AI Bubble Alert: Michael Burry Sounds the Siren

In a recent Substack exchange, Michael Burry, the renowned investor and protagonist of the book and film "The Big Short," has raised concerns about an emerging AI bubble. Burry, who is known for his contrarian views and sharp insights, has been warning investors about potential market pitfalls.

Burry's Warning

In his Substack exchange, Burry expressed skepticism about the rapid growth and popularity of artificial intelligence (AI) stocks. He argued that the industry's enthusiasm for AI was " unsustainable" and that a prolonged slump is inevitable.

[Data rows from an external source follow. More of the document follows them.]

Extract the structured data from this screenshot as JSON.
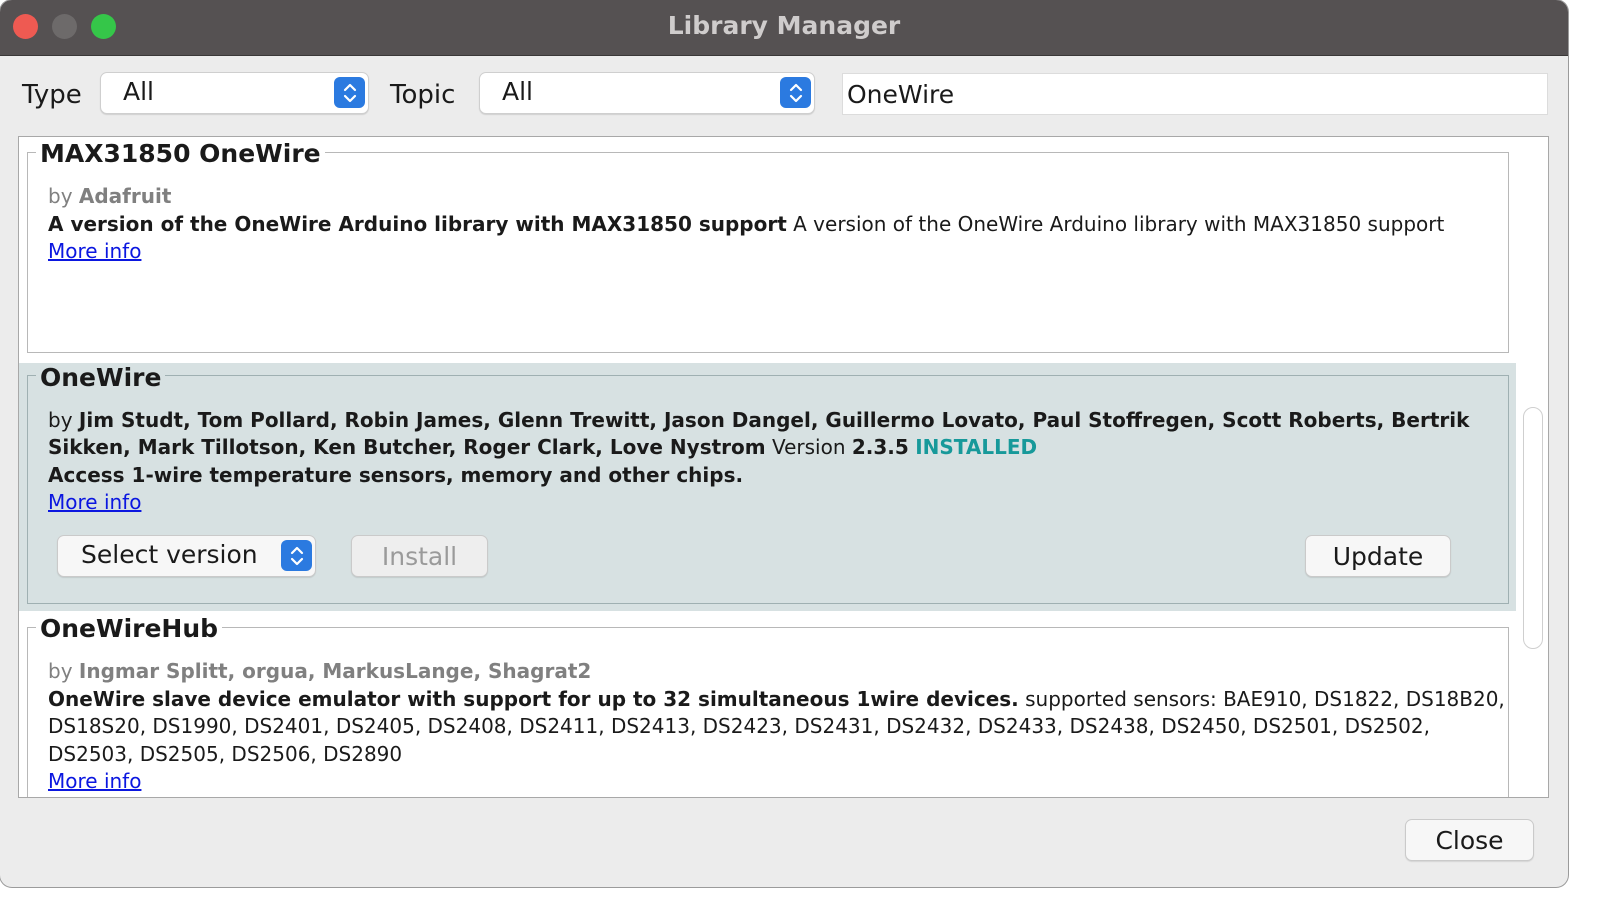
{
  "window": {
    "title": "Library Manager"
  },
  "filters": {
    "type_label": "Type",
    "type_value": "All",
    "topic_label": "Topic",
    "topic_value": "All",
    "search_value": "OneWire"
  },
  "libraries": [
    {
      "name": "MAX31850 OneWire",
      "by": "by",
      "author": "Adafruit",
      "sentence": "A version of the OneWire Arduino library with MAX31850 support",
      "paragraph": "A version of the OneWire Arduino library with MAX31850 support",
      "more_info": "More info"
    },
    {
      "name": "OneWire",
      "by": "by",
      "authors_line1": "Jim Studt, Tom Pollard, Robin James, Glenn Trewitt, Jason Dangel, Guillermo Lovato, Paul Stoffregen, Scott Roberts, Bertrik",
      "authors_line2": "Sikken, Mark Tillotson, Ken Butcher, Roger Clark, Love Nystrom",
      "version_label": "Version",
      "version": "2.3.5",
      "status": "INSTALLED",
      "sentence": "Access 1-wire temperature sensors, memory and other chips.",
      "more_info": "More info",
      "select_version": "Select version",
      "install_label": "Install",
      "update_label": "Update"
    },
    {
      "name": "OneWireHub",
      "by": "by",
      "author": "Ingmar Splitt, orgua, MarkusLange, Shagrat2",
      "sentence": "OneWire slave device emulator with support for up to 32 simultaneous 1wire devices.",
      "paragraph_line1": "supported sensors: BAE910, DS1822, DS18B20,",
      "paragraph_line2": "DS18S20, DS1990, DS2401, DS2405, DS2408, DS2411, DS2413, DS2423, DS2431, DS2432, DS2433, DS2438, DS2450, DS2501, DS2502,",
      "paragraph_line3": "DS2503, DS2505, DS2506, DS2890",
      "more_info": "More info"
    }
  ],
  "footer": {
    "close_label": "Close"
  },
  "colors": {
    "accent": "#2b7ae0",
    "installed": "#17999a",
    "link": "#0b17e0",
    "selected_bg": "#d7e1e2"
  },
  "icons": {
    "dropdown": "chevron-updown-icon"
  }
}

Burry's concerns were sparked by several factors:

  • Overvaluation: The investor noted that many AI-related stocks had seen significant price appreciation, making them overvalued.
  • Lack of Regulation: The absence of effective regulation in the AI industry, he argued, was contributing to the bubble's formation.
  • Ponzi Scheme-like Behavior: Burry likened some AI companies' business models to Ponzi schemes, where returns are generated by investing money from new participants rather than any actual profit.

Targeting Market Darlings

Burry specifically targeted several market darlings, including:

  1. NVIDIA: The graphics processing unit (GPU) manufacturer has seen its stock price rise significantly due to the growing demand for AI-related technologies.
  2. Google Cloud: As Google's cloud computing platform continues to gain traction in the AI industry, Burry sees it as a prime candidate for the bubble to burst.
  3. Microsoft Azure: Similar to Google Cloud, Microsoft's Azure platform is also experiencing strong growth, but Burry believes this may be driven by speculation rather than underlying fundamentals.

Consequences of a Slump

If Burry's warnings are correct, a prolonged slump in AI stocks could have significant consequences:

  • Job Losses: A decline in the industry could lead to widespread job losses, particularly among those working in AI-related fields.
  • Innovation Stagnation: The lack of investment in AI research and development could result in stagnated innovation, ultimately affecting various industries beyond just tech.
  • Global Economic Impact: The AI bubble's collapse could have a ripple effect on the global economy, potentially leading to a recession or at least a significant slowdown.

Conclusion

Michael Burry's warning about an AI bubble serves as a reminder that even seemingly exciting and promising industries can be vulnerable to downturns. As investors and policymakers, it is crucial to remain vigilant and consider multiple perspectives when evaluating the growth prospects of emerging technologies like AI.